CANBERRA: ANZ, one of Australia’s biggest investors in Asia, is gearing up to launch a fresh campaign for an overhaul of the tax treatment of dividends from foreign investments.
The Australian can reveal ANZ is finalising a detailed new paper that will look at tax and investment in offshore businesses as the bank warns the current dividend imputation system hampers its ability to exploit the growth in Asia. It is expected to be released in coming months.
The nation’s most geographically diverse lender will also make a submission to the government’s tax white paper on the issue. While shareholders get a 30 per cent dividend tax credit on company tax paid on profits generated here, they do not get such credits for tax that goes to foreign governments on offshore profits.
“This creates a bias against Australian shareholders’ investment in offshore businesses and limits our opportunity to take advantage of the growth of Asia,” ANZ says in a submission to a Productivity Commission inquiry into barriers to growth in Australian services exports.
“Australian investors will as a result be likely to place a lower value on foreign assets or income streams than foreign investors who generally face a much lower tax rate on such dividends. It creates an incentive for the foreign assets of Australian companies, or businesses that operate predominantly offshore, to pass into the hands of offshore investors.”
The ANZ push comes amid heated debate over the future of the dividend imputation system.

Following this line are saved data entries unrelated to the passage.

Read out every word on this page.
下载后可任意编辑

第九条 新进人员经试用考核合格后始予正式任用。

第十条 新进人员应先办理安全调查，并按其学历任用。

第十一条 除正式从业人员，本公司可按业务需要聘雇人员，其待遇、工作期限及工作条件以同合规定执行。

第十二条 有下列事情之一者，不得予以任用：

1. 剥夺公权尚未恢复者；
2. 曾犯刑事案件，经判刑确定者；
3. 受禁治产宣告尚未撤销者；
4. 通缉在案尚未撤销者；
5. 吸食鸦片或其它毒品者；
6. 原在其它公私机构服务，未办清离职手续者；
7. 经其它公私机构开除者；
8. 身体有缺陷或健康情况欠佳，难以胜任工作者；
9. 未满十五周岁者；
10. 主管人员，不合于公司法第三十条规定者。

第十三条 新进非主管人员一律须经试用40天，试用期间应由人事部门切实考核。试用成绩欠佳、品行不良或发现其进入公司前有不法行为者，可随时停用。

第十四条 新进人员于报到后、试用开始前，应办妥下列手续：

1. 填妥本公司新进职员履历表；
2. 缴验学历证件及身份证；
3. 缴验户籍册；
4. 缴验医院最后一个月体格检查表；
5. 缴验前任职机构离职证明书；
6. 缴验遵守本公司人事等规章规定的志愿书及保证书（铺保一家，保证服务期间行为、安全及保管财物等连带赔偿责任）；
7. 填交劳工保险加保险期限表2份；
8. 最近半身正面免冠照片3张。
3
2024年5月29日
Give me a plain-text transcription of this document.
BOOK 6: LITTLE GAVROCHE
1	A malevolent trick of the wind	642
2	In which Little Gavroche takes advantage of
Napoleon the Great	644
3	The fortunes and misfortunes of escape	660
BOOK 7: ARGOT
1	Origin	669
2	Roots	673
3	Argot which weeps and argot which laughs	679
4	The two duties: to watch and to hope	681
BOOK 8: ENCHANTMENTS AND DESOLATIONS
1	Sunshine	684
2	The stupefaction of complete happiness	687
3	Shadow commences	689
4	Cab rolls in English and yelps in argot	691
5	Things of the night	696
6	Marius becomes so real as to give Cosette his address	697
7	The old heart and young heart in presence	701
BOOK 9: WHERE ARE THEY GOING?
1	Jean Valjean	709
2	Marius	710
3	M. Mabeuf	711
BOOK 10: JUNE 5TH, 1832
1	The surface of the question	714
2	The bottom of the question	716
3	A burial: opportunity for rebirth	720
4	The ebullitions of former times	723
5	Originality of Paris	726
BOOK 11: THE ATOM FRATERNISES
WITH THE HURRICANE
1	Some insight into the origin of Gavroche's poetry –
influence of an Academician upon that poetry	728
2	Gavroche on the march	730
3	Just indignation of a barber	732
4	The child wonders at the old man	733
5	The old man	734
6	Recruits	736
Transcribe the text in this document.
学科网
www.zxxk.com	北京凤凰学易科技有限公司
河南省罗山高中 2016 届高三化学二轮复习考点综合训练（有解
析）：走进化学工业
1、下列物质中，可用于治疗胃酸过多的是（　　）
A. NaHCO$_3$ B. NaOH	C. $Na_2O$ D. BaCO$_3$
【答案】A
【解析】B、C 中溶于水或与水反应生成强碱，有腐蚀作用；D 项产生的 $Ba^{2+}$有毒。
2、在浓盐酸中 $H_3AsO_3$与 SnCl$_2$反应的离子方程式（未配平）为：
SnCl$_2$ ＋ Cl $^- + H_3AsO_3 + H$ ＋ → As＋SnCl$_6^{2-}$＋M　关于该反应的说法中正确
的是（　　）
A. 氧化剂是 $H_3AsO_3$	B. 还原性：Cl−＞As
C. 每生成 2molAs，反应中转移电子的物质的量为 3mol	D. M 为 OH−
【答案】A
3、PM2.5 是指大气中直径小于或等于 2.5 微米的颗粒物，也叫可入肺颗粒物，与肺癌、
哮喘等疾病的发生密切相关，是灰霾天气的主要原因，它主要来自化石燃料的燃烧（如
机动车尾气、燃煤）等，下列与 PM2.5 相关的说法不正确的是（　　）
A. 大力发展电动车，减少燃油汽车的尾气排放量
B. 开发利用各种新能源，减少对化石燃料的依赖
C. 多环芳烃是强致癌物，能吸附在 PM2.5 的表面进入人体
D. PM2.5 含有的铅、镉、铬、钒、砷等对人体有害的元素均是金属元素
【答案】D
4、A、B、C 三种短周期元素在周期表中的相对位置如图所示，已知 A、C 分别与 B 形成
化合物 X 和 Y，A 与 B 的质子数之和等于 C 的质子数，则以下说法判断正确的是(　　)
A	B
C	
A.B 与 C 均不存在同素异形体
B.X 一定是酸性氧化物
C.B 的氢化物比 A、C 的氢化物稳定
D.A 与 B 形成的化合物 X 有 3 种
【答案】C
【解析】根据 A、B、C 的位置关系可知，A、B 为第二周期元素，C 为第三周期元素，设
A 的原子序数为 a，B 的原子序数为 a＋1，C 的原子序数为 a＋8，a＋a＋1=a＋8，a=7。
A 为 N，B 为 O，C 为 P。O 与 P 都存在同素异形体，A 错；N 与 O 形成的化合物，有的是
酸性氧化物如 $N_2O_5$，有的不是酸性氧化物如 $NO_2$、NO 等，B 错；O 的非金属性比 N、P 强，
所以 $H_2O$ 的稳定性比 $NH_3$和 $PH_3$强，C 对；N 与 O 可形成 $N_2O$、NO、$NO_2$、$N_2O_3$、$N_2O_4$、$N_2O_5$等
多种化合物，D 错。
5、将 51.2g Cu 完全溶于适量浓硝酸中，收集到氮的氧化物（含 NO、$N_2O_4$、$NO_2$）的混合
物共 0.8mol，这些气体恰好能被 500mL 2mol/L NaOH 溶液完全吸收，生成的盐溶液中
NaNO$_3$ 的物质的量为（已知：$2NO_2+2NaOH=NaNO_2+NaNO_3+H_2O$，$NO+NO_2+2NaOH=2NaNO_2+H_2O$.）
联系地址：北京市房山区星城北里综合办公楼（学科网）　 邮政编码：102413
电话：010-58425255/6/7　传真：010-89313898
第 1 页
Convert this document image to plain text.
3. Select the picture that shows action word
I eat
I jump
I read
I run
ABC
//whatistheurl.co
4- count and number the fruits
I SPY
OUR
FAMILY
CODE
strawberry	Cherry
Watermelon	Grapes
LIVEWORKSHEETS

Treasury’s tax discussion paper issued in March has questioned whether the 28-year old dividend imputation system continued to serve Australia well.
Earlier this month, David Gonski, the chairman of ANZ and Coca-Cola Amatil, raised concerns that dividend imputation could not be claimed when companies “genuinely want to take part in technologies outside Australia”, building on comments to a private conference last year that the system was impeding offshore investments by big companies.
But former PM Paul Keating has been reported as saying that Australian multinationals have previously asked for imputed credits on tax paid to foreign treasuries but no budget could afford that. The system was introduced under the Keating government in 1987 so that shareholders in Australian companies were not slugged by double tax.
It allows Australian shareholders to claim a franking credit against their tax liability for the tax paid by the company on domestic profits. But there is no credit for foreign tax.
Under reforms introduced by former treasurer Peter Costello in the early 2000s, superannuation funds, charities and individuals can also claim a cash payout if they don’t have tax liabilities to offset against the franking credits.
The bank’s submission to the commission is significant as it gives a signal as to how Australia’s third-largest bank will approach the tax white paper.
The submission to the commission “argues that the modernisation of the franking system will help increase the competitiveness of Australian companies looking to grow overseas by eliminating the potential for double taxation”, an ANZ spokesman said yesterday.
In the submission, ANZ argues the “bias” against investment in Australian-based companies operating offshore businesses is important.
Because Australia is a comparatively small economy, companies here must invest offshore “to grow and successfully compete against global companies with scale or specialised capabilities”, it says. “Income from offshore investment is an important means of diversifying the economy, reducing fluctuations caused by commodity cycles.”
Australia does not tax companies on the profits of foreign operations as these are already taxed offshore a feature of the tax system that ANZ says it wants retained.